Stewart Ritchie, director, Pensions Development Scottish Equitable Sir, Paul Newton's article...
Stewart Ritchie, director,
Pensions Development Scottish Equitable
Paul Newton's article about pension deficits (IW 19 May) is helpful and timely, but does it go far enough? The deficits are measured on FRS17, but this discounts the liabilities using AA bond yields. A solvency basis equivalent in strength to a life office guarantee might be closer to a long gilt yield minus half a percent, and would produce deficits of perhaps twice or three times those of FRS17.
If the market is going to use the weaker FRS17 measure in valuing a company's shares, it should be very clear why. Is it because the company can walk away from part of its pension promise?
If so, perhaps the market should consider the circumstances in which this would happen.

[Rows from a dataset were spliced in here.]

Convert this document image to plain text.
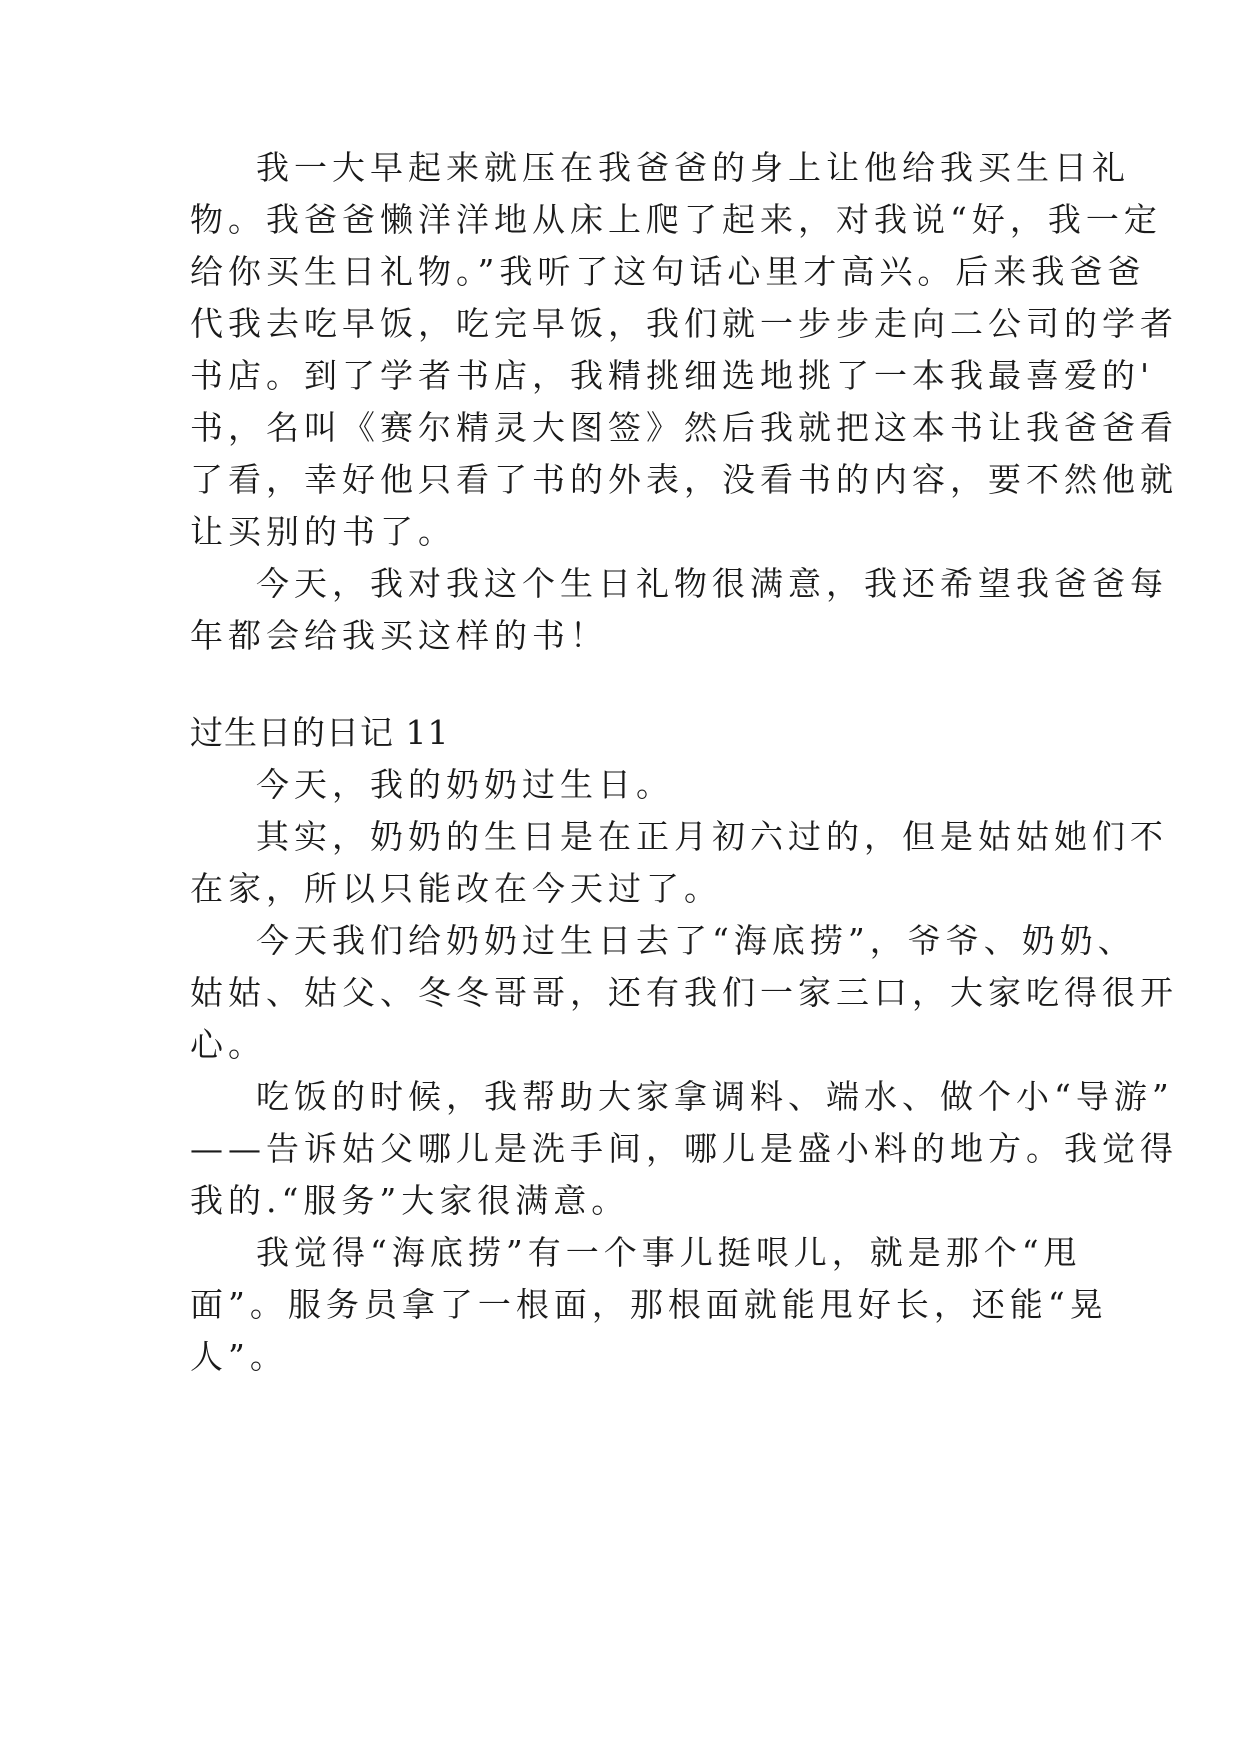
我一大早起来就压在我爸爸的身上让他给我买生日礼

物。我爸爸懒洋洋地从床上爬了起来，对我说“好，我一定

给你买生日礼物。”我听了这句话心里才高兴。后来我爸爸

代我去吃早饭，吃完早饭，我们就一步步走向二公司的学者

书店。到了学者书店，我精挑细选地挑了一本我最喜爱的'

书，名叫《赛尔精灵大图签》然后我就把这本书让我爸爸看

了看，幸好他只看了书的外表，没看书的内容，要不然他就

让买别的书了。

今天，我对我这个生日礼物很满意，我还希望我爸爸每

年都会给我买这样的书！

过生日的日记 11

今天，我的奶奶过生日。

其实，奶奶的生日是在正月初六过的，但是姑姑她们不

在家，所以只能改在今天过了。

今天我们给奶奶过生日去了“海底捞”，爷爷、奶奶、

姑姑、姑父、冬冬哥哥，还有我们一家三口，大家吃得很开

心。

吃饭的时候，我帮助大家拿调料、端水、做个小“导游”

——告诉姑父哪儿是洗手间，哪儿是盛小料的地方。我觉得

我的.“服务”大家很满意。

我觉得“海底捞”有一个事儿挺哏儿，就是那个“甩

面”。服务员拿了一根面，那根面就能甩好长，还能“晃

人”。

For example if it would happen only when the company was in dire straits, this is effectively saying 'I will take positive credit for an event which would by its nature mean a low share price.'
Is the rationale instead that the company pension scheme will obtain a higher yield than gilts? To the extent that the market is composed of equity fund managers and analysts,this is perhaps an article of faith, but does involve risk that should be recognised.
Perhaps the least satisfactory reason for using FRS17 is that solvency figures are not available. But as the Financial Times reported on 17 May, that problem may soon be corrected.